Em audiência pública no Senado para debater os problemas do setor, o presidente da Associação Brasileira das Indústrias Exportadoras de Carne (Abiec), Roberto Giannetti da Fonseca, afirmou que o pacote de socorro, em estudo pelo governo, deveria acelerar empréstimos de R$ 1 bilhão para pré-embarques e Adiantamentos sobre Contratos de Câmbio (ACCs), além de liberar R$ 600 milhões em créditos tributários acumulados pela isenção de 60% do PIS-Cofins sobre as exportações dos 21 frigoríficos associados à entidade.

“O exportador não é um aproveitador. A Abiec não precisa de favores, mas de crédito financeiro e liquidez no crédito tributário”. O executivo negou ter pedido um “pacote” ao governo, mas afirmou que, sem capital de giro, será difícil comprar bois, manter estoques e bancar custos de comercialização e transporte.

“É um pesadelo. As empresas são obrigadas a jogar carne no mercado interno e a reduzir as exportações”, disse Giannetti. Nos leilões de ACCs com recursos das reservas cambiais sob gestão do Banco Central, a Abiec pede prazo de 360 dias e juros de 4% ou 5% para manter exportações. Hoje, os prazos seriam de 30 dias e os juros, de 12% ou 13%.

Oito senadores da Comissão de Agricultura manifestaram-se favoráveis a um pacote de socorro ao setor. “Não pode demorar esse socorro do BNDES. Peço ao ministro que fale com o diretor do banco”, disse o futuro líder da Maioria no Senado, Valdir Raupp (PMDB-RO). “Se o BNDES não der recursos para quem pediu recuperação judicial, a situação vai piorar”, emendou o vice-presidente da comissão, senador Gilberto Gellner (DEM-MT). Os pecuaristas estimam ter R$ 700 milhões para receber dos frigoríficos em recuperação. “Concordamos com a ajuda, mas queremos receber”, disse Antenor Nogueira, da CNA.

Em uma sugestão para auxiliar também frigoríficos exportadores de carne suína e de frango, Giannetti defendeu a realização de umas “missão financeira” à Rússia para convencer bancos e importadores a honrar compromissos. “Não é só a Abiec que tem problema. Sadia e Perdigão também têm problema de pagamento lá”. Se houver inadimplência dos importadores, disse, a situação ficará muito mais difícil. Para ele, as medidas são “lentas e tímidas” e falta “mais coragem” ao governo.
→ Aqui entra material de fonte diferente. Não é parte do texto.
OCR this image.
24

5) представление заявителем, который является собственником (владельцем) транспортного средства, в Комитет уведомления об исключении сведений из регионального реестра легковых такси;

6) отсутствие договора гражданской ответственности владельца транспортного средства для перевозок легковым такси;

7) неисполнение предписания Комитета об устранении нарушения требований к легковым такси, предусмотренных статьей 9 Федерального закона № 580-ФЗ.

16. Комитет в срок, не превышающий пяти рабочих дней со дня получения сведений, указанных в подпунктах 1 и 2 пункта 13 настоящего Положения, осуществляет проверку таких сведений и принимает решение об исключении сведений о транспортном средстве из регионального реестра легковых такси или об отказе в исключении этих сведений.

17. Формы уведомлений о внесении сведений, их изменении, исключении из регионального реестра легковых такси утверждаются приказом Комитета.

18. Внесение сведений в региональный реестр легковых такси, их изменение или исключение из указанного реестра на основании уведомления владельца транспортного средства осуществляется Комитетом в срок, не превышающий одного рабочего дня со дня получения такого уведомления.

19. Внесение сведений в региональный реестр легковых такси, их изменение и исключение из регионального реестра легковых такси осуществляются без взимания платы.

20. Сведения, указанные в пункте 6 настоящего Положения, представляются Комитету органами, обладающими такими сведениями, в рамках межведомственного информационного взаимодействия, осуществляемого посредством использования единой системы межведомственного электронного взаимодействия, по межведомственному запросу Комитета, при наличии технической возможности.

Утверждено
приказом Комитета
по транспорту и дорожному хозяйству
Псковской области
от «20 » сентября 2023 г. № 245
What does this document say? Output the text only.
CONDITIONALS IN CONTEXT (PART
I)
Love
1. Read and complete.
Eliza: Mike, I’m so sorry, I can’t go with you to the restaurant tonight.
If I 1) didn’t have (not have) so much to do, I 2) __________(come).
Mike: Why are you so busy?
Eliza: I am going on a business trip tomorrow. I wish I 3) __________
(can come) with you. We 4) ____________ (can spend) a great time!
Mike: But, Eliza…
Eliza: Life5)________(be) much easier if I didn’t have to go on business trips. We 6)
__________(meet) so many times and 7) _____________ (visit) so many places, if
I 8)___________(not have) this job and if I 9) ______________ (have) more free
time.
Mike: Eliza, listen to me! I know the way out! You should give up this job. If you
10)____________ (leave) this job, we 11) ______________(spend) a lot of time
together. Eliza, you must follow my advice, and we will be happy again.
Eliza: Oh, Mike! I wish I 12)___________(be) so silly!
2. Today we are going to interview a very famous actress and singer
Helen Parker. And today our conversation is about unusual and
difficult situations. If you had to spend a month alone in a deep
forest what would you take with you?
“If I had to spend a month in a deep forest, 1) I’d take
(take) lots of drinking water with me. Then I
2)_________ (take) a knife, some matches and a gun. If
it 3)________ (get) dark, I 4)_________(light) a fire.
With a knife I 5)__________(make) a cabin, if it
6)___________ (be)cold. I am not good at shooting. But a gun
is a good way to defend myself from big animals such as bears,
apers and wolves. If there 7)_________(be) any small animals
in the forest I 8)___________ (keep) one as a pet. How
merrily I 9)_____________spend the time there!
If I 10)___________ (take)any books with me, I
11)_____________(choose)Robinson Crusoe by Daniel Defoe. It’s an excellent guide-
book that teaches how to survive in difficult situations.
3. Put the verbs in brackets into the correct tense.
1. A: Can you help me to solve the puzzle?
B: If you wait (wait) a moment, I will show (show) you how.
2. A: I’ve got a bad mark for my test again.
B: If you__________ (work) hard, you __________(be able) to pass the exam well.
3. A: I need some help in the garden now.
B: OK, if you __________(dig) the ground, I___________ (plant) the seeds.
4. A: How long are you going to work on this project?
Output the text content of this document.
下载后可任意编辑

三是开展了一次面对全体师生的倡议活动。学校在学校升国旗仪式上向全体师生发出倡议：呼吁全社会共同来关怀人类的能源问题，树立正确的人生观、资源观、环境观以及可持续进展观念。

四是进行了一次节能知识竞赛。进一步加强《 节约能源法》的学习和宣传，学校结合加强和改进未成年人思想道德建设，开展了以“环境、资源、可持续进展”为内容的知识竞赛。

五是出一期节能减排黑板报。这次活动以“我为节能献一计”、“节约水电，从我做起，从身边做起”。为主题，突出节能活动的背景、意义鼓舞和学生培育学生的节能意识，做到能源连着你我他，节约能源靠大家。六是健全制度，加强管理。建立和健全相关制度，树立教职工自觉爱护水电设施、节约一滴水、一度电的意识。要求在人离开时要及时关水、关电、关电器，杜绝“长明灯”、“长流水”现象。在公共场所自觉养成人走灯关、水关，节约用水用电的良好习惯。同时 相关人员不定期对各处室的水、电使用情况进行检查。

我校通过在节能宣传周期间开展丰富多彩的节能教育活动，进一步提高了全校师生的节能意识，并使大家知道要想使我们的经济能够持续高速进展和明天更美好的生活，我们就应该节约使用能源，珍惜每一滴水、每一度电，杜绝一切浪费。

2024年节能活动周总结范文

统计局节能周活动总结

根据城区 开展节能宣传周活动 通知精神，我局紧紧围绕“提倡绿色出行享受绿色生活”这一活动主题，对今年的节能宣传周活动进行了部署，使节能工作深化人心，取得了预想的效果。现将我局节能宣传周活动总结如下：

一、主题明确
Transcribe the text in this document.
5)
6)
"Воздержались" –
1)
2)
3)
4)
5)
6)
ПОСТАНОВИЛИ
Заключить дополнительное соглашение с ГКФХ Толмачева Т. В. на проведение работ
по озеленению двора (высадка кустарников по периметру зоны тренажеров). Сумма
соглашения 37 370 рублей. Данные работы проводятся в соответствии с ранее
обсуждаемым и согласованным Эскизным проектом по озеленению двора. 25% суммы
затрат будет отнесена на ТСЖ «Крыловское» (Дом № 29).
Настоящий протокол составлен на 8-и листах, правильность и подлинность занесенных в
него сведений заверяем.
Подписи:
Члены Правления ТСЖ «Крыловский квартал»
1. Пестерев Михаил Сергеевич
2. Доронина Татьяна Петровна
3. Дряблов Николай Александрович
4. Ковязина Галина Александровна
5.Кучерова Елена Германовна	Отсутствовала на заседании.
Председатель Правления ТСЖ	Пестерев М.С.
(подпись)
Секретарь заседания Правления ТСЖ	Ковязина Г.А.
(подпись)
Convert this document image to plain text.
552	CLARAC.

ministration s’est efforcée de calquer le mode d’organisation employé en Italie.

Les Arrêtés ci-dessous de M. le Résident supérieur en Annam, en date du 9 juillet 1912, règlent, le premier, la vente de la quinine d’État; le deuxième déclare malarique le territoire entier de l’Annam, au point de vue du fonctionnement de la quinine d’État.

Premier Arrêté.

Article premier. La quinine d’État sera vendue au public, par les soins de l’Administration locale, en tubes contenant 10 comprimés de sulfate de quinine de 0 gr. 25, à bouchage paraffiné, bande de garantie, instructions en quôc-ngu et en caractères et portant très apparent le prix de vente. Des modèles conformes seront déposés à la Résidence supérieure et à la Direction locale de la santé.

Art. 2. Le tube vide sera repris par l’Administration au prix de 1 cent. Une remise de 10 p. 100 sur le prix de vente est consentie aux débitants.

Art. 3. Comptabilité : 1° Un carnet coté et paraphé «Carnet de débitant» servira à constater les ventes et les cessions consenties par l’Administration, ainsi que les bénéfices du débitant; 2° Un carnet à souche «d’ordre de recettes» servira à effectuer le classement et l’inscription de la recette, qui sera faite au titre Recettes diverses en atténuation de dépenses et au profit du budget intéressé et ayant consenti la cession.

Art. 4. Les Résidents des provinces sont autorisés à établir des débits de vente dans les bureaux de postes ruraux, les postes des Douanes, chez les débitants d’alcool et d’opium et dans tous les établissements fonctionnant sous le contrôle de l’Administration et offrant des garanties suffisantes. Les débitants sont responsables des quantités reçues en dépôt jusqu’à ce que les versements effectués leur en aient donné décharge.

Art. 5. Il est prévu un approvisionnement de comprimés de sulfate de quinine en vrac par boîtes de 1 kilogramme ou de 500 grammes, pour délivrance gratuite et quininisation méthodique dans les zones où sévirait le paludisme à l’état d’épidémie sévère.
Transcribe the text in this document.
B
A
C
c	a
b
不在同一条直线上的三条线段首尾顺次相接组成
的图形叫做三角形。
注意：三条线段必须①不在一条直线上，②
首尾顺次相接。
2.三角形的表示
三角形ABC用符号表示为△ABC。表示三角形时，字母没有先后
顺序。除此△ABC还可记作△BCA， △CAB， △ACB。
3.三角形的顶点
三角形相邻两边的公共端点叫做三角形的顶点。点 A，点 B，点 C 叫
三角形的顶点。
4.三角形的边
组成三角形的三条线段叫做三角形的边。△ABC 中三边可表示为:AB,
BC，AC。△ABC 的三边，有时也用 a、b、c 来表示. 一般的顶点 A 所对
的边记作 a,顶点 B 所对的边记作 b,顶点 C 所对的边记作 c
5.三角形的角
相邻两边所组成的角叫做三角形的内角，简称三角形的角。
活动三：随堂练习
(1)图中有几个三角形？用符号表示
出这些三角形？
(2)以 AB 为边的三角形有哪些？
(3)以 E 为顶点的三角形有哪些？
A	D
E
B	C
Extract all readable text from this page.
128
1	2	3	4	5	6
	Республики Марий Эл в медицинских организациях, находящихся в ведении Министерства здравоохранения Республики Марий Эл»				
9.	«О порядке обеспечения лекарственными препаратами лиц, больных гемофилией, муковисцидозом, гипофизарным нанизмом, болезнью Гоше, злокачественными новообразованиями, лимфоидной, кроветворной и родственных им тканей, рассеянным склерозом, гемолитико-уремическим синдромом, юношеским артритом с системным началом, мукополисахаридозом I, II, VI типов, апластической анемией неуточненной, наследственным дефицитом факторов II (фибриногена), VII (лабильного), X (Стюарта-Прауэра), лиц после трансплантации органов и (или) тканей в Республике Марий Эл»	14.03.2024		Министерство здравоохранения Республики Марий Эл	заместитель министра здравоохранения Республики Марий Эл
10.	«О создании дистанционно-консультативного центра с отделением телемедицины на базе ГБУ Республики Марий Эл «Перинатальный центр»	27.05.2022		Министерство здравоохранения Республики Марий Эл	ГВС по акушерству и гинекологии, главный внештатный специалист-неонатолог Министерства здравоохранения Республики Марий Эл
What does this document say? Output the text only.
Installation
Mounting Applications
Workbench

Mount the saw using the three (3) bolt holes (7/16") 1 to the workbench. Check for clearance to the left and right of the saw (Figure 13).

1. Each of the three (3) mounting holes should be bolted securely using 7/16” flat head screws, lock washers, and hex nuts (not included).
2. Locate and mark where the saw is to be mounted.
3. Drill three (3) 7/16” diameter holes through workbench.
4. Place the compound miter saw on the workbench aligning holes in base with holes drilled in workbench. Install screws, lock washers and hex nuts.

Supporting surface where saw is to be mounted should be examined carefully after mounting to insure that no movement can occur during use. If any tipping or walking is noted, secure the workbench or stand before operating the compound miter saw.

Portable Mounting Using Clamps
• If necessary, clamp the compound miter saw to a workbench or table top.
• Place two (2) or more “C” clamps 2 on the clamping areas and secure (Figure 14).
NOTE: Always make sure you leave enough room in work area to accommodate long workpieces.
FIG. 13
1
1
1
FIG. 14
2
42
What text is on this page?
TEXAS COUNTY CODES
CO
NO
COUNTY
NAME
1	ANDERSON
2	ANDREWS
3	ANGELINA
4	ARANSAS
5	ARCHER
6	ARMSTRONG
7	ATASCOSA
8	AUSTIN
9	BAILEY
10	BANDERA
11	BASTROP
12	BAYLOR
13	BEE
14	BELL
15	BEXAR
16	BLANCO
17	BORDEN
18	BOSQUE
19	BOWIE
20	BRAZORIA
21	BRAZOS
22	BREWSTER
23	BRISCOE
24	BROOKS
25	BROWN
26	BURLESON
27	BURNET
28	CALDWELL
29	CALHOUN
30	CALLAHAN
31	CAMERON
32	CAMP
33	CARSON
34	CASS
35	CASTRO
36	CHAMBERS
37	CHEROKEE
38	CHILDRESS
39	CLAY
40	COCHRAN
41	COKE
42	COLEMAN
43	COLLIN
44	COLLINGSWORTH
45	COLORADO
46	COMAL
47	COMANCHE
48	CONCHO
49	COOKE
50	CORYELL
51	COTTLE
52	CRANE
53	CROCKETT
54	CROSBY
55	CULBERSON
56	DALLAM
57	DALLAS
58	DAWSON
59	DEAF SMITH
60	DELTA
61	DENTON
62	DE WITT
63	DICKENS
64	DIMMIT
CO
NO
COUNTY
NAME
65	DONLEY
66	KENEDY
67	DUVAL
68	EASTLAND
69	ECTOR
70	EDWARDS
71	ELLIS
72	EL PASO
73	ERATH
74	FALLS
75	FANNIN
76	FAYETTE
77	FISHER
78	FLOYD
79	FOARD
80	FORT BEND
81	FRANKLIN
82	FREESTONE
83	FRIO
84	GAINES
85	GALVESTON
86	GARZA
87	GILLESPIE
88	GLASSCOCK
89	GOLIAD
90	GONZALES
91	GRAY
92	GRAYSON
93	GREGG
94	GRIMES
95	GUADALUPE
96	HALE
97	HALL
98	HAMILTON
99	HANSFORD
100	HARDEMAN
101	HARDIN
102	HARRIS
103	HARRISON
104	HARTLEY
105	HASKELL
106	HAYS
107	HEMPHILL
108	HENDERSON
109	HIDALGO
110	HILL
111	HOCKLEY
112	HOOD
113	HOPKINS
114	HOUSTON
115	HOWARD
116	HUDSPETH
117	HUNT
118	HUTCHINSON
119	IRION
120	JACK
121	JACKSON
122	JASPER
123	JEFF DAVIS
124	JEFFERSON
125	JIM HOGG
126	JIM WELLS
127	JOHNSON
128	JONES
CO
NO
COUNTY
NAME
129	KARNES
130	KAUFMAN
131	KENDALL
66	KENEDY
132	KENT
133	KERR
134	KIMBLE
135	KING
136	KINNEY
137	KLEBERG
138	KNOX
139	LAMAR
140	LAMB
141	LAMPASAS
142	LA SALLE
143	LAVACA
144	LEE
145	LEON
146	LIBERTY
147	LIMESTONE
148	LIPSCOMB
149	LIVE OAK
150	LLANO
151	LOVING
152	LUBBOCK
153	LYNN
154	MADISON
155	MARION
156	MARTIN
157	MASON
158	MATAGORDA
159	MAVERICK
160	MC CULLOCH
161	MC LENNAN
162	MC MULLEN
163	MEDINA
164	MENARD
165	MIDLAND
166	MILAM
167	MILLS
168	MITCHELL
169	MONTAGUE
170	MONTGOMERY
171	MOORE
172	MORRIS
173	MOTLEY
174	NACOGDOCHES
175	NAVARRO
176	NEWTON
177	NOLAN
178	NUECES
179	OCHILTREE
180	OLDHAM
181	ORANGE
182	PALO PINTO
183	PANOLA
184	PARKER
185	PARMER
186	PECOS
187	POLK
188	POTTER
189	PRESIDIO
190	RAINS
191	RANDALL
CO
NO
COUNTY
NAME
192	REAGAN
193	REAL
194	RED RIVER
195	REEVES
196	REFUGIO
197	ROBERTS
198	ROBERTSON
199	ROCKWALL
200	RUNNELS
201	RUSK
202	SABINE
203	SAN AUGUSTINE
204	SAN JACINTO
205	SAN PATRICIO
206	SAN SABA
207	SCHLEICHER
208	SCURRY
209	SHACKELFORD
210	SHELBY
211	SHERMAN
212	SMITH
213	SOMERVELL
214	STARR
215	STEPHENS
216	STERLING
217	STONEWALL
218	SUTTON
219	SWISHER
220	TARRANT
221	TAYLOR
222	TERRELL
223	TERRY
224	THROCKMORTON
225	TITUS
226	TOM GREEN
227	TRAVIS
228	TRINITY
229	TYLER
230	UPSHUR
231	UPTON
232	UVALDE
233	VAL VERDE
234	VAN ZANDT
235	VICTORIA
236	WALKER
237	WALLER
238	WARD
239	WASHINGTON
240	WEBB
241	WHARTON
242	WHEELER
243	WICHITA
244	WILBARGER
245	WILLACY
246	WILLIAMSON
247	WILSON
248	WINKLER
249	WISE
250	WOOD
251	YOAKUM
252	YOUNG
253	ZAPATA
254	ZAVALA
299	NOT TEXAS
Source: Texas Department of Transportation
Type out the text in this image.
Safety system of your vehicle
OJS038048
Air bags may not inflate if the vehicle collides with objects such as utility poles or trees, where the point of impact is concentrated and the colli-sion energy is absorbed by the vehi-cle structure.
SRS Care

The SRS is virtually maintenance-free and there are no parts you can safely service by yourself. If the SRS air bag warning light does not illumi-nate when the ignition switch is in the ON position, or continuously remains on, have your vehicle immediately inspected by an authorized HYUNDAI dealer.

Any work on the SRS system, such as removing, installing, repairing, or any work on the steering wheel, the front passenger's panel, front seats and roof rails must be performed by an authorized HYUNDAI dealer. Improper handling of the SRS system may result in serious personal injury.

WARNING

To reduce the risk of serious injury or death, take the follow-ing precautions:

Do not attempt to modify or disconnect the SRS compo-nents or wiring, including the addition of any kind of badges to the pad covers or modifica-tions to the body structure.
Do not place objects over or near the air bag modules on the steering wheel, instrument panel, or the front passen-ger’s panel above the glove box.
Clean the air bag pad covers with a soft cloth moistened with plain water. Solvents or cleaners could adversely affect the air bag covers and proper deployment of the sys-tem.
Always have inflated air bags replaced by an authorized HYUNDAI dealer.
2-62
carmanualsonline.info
O ministro da Agricultura, Reinhold Stephanes, negou o rótulo de “pacote” às medidas em estudo no governo, mas admitiu que o BNDES avalia o caso de alguns frigoríficos. “Não há nada de concreto ou específico. O BNDES está fazendo análise de alguns frigoríficos, mas não há discussão de pacote. Pedi para avaliar a situação, até porque [o BNDES] é sócio de alguns deles”, disse. “O governo está aberto a encontrar o melhor caminho, mas não podemos adotar medidas gerais”, defendeu o ministro, que participou de recente reunião com o presidente Lula, no Planalto, em que ficou decidido o apoio oficial ao setor. “Precisa uma discussão mais profunda para ter clareza. Sabemos os reflexos da crise, mas há dúvidas. O setor deve quanto e para quem?”, indagou. “Há divergências dentro da própria Abiec. Cada caso é um caso. Me preocupam os pecuaristas. Este é o meu foco”.

O interesse do governo em auxiliar frigoríficos exportadores para evitar um “efeito cascata” negativo na cadeia, como informou o Valor, desagradou aos frigoríficos de mercado interno. “Vimos com total espanto. Por quê elitizar o crédito e socorrer empresas que cometeram erros estratégicos?”, questionou o presidente da Associação Brasileira de Frigoríficos (Abrafrigo), Péricles Salazar. “Se socorrer grandes, têm que socorrer médios e pequenos”. Ele negocia, com a Abiec, a suspensão da cobrança de 4,5% de PIS-Cofins sobre o faturamento dos frigoríficos nas vendas internas, o que geraria um alívio de R$ 140 milhões aos cofres dessas empresas.